We notice that $Y^2 =
\begin{cases}
|\mathbb{A}|^2\, X^2, & \text{with probability } \frac{1}{|\mathbb{A}|},\\[1mm]
0, & \text{with probability } 1 - \frac{1}{|\mathbb{A}|}\,,
\end{cases}$

It gives us :
$
\mathbb{E}[Y^2] = |\mathbb{A}|^2\, \mathbb{E}[X^2] \cdot \frac{1}{|\mathbb{A}|} + 0 \cdot \left(1 - \frac{1}{|\mathbb{A}|}\right)
= |\mathbb{A}|\, \mathbb{E}[X^2]\,.
$

Finally, Var(Y)-Var(X) = $\mathbb{E}[Y^2] - \mathbb{E}[X^2] = (|\mathbb{A}|-1)Var(X) \geq Var(X)$ since $|\mathbb{A}|>1$. Therefore, the varaiance of the expression of 2.2.b is higher than the varaince of the expression of 2.1.



iii)

When $\mu(a|s) \in \arg\max_a q(s,a), \forall s,a \in \mathbb{A} \times \mathbb{S}$, we are on-policy. Consequently, we wouldn't find any better behavior policy than this one. We are going to show this mathematically :

Let's imagine that there exist a behavior policy μ which would have a lower variance than the one obtained in case a.

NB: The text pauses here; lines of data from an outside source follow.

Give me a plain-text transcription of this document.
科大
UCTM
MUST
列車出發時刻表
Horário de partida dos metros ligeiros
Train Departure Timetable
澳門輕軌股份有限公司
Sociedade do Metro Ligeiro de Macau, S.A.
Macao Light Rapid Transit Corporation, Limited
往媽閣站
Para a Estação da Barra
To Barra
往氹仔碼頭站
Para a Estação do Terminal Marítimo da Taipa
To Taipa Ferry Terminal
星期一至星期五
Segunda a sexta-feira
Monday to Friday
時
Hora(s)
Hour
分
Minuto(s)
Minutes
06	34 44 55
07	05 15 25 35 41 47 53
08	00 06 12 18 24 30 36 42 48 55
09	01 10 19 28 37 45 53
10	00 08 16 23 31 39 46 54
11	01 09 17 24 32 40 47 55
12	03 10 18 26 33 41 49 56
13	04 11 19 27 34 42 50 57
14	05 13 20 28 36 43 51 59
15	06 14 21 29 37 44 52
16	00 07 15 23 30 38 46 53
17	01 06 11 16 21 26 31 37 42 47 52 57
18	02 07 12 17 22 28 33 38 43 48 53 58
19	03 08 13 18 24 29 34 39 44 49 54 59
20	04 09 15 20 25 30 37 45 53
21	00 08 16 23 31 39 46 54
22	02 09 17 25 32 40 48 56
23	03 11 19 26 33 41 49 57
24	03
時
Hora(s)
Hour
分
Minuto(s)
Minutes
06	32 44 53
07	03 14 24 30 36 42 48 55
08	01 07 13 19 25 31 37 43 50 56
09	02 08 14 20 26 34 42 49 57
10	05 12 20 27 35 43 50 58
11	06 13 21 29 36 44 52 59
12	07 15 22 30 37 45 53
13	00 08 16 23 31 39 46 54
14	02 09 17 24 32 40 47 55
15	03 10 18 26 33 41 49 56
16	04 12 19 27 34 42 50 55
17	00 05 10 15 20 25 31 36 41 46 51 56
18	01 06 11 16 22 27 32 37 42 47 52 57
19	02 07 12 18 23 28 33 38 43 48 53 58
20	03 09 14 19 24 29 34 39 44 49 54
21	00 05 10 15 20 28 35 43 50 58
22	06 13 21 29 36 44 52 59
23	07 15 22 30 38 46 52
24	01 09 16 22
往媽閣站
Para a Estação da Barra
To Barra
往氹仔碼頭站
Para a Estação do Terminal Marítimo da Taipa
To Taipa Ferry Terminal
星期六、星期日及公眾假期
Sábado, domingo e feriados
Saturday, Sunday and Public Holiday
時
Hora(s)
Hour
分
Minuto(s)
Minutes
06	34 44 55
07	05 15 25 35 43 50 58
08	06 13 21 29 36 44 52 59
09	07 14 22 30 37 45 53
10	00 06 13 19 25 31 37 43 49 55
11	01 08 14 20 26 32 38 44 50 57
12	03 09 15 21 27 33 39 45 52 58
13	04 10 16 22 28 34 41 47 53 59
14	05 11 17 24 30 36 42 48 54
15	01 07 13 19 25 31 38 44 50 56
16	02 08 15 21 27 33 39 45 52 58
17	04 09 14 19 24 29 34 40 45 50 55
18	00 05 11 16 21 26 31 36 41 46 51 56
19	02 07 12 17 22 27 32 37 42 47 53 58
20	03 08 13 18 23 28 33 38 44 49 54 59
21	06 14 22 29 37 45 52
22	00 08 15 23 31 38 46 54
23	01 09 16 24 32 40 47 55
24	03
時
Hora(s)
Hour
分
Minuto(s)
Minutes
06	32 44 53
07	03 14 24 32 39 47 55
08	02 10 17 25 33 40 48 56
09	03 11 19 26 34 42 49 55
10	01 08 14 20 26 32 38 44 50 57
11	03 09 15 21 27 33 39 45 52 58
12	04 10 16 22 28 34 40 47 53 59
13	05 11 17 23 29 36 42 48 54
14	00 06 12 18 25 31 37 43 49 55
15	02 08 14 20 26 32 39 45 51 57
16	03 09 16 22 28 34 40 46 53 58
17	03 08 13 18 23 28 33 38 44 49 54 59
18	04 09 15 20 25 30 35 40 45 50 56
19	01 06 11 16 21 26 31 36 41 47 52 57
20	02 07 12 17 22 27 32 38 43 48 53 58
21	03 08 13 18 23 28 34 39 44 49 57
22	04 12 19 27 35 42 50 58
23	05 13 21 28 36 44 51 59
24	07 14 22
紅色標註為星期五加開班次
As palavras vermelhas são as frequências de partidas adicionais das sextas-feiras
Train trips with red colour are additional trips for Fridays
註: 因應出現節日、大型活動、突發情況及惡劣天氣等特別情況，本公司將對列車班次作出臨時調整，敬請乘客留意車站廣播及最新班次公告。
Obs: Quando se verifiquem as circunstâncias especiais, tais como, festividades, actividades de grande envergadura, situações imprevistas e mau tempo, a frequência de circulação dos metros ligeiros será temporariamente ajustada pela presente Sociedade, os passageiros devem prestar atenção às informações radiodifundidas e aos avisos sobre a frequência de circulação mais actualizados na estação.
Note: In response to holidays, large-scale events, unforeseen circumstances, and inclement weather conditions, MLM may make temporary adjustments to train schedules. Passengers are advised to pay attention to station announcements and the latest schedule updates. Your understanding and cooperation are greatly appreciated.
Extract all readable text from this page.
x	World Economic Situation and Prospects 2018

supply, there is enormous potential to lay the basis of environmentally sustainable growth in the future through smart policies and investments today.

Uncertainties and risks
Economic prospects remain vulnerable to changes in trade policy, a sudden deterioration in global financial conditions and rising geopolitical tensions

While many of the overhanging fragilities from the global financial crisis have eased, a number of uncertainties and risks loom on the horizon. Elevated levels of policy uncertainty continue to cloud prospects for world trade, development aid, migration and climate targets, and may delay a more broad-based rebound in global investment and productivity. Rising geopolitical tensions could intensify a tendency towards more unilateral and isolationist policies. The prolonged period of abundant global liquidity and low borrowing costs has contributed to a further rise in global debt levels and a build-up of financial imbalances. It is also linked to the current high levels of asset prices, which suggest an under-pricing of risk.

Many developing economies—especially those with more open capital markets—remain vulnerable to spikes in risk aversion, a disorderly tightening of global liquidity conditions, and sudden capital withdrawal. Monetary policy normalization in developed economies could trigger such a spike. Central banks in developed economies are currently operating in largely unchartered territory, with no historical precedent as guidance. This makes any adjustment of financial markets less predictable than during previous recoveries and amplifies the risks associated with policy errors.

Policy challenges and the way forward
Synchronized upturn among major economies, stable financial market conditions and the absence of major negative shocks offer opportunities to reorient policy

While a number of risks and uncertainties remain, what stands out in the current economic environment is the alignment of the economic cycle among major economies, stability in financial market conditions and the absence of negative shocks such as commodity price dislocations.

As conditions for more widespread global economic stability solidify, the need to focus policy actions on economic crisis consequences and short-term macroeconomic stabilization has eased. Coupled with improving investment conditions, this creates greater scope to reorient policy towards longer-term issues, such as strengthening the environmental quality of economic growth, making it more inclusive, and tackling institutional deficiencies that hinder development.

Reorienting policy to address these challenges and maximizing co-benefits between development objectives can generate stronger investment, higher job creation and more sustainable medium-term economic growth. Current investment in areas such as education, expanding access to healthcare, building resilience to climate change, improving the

Let's write $X = r(S_{t+1},A_{t+1}) + \gamma\, \max_{a} q(S_{t+2},a)$ and $Y = \frac{\pi(A_{t+1}|S_{t+1})}{\mu(A_{t+1}|S_{t+1})}X$


Since $\pi$ is greedy, the importance sampling ratio is
$
\frac{\pi(a|s)}{\mu(a|s)} =
\begin{cases}
\frac{1}{μ(a^*|s)}, & \text{if } a = a^*,\\[1mm]
0, & \text{otherwise.}
\end{cases}$

In other words, the random variable Y is given by
$Y =
\begin{cases}
\frac{1}{μ(a^*|s)}, X, & \text{with probability } μ(a^*|s),\\[1mm]
0, & \text{with probability } 1 - μ(a^*|s)\,.
\end{cases}$

Which implies that :

$Y^2 =
\begin{cases}
\frac{1}{μ(a^*|s)^2}, X^2, & \text{with probability } μ(a^*|s),\\[1mm]
0, & \text{with probability } 1 - μ(a^*|s)\,.
\end{cases}$

We have : $
\mathbb{E}[Y] = \frac{1}{μ(a^*|s)} \mathbb{E}[X] \cdot μ(a^*|s) + 0 \cdot \left(1 - μ(a^*|s)\right) = \mathbb{E}[X]\,.$

In addition, we have : $
\mathbb{E}[Y^2] = μ(a^*|s) \mathbb{E}[X^2] \cdot \frac{1}{μ(a^*|s)^2} + 0 \cdot \left(1 - μ(a^*|s)\right) = \mathbb{E}[X^2] \cdot \frac{1}{μ(a^*|s)}$

Finally, $Var(X) > Var(Y)$

$==>  \mathbb{E}[X^2] - \mathbb{E}[X]^2 > \mathbb{E}[Y^2] - \mathbb{E}[Y]^2$

$==>  \mathbb{E}[X^2] > \mathbb{E}[Y^2]$

$==>  \mathbb{E}[X^2] > \mathbb{E}[X^2] \cdot \frac{1}{μ(a^*|s)}$

$==>  μ(a^*|s) > 1$

Since μ is a probability distribution, the previous equation is absurd and there is no such μ which would have a lower variance than the one obtained in case a.